Année après année, nous étions avalés par le laminoir social, les élèves que vous avez sauvés, vous les portez comme des décorations, elles sont méritées, quel boulot pour chacun d’eux ! Mais c’est pas possible pour tout le monde !

LE PROBLÈME C’ÉTAIT PAS NOUS, C’ÉTAIT PAS VOUS, C’EST TOUT LE RESTE !

Vous le saviez, bien sûr, mais vous croyiez que c’était inévitable. C’est pas l’échec scolaire qu’on vous reproche, c’est d’avoir accepté trop longtemps et essayé de nous faire accepter un état de choses, des gens et des rapports entre les gens inacceptables.

Pour vous nous sommes des gars à problèmes ; vous nous plaignez par avance comme si votre vie était merveilleuse ! On voit bien, quand vous tirez la tronche, que vous aussi vous vous faites chier.

— Vous dites : et vous-mêmes qu’avez-vous fait pour vous ?

— JUSTEMENT PAR NOTRE ACTIVITÉ PRÉSENTE NOUS CRITIQUONS NOTRE PASSIVITÉ D’HIER.

— Vous dites : « Vous êtes injustes, nos vies ne sont pas tristes, nous ne sommes pas soumis, nous voulons vous aider ! »

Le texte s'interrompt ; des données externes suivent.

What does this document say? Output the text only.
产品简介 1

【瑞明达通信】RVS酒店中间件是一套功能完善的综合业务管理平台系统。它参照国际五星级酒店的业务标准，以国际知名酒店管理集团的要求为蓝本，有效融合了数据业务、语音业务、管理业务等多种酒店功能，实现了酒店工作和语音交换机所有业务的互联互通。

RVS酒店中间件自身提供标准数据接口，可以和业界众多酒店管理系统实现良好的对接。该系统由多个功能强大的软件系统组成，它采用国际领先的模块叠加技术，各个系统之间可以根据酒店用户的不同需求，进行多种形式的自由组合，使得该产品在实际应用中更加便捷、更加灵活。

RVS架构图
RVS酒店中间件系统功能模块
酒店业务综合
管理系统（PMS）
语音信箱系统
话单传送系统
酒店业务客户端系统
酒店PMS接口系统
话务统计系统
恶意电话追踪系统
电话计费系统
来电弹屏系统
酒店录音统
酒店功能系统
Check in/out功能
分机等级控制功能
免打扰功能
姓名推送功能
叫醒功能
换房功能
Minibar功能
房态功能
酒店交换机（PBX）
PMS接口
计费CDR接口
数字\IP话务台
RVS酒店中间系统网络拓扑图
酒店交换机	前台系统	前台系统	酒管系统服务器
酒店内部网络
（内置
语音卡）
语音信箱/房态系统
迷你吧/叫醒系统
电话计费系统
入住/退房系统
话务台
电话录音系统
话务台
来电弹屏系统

— PROUVEZ-LE ! VOUS VOULEZ NOUS PARLER ? NOUS NE VOUS ENTENDONS PAS TRÈS BIEN, NOUS SOMMES DÉJÀ LOIN, RAPPROCHEZ-VOUS, SINON DANS HUIT JOURS VOUS NE COMPRENDREZ PLUS RIEN.

Avant notre passivité était votre excuse. Plus maintenant, VOUS NE POUVEZ PAS [ne pas] NOUS AIMER NOUS DISONS LA VÉRITÉ celle qui est au fond de votre cœur, qu’il y en a marre des rapports hiérarchiques, séparés, marre des vies étriquées. Vous n’osez pas y croire, vous n’osez pas le dire. Pourtant c’est là. Professeurs, c’est là qu’il faut sauter, si vous lâchez, si vous flanchez, si vous trahissez… Rien on ne dira rien. Nos regards parleront pour nous. Ils sont implacables, vous le savez bien ! Vous serez jugés par vous-même, vous ne vous en relèverez pas.

Venez discuter avec nous sur un plan d’égalité.

VOUS NE POUVEZ RIEN FAIRE CONTRE NOUS, NOUS VOUS EMPÊCHONS DE VIEILLIR.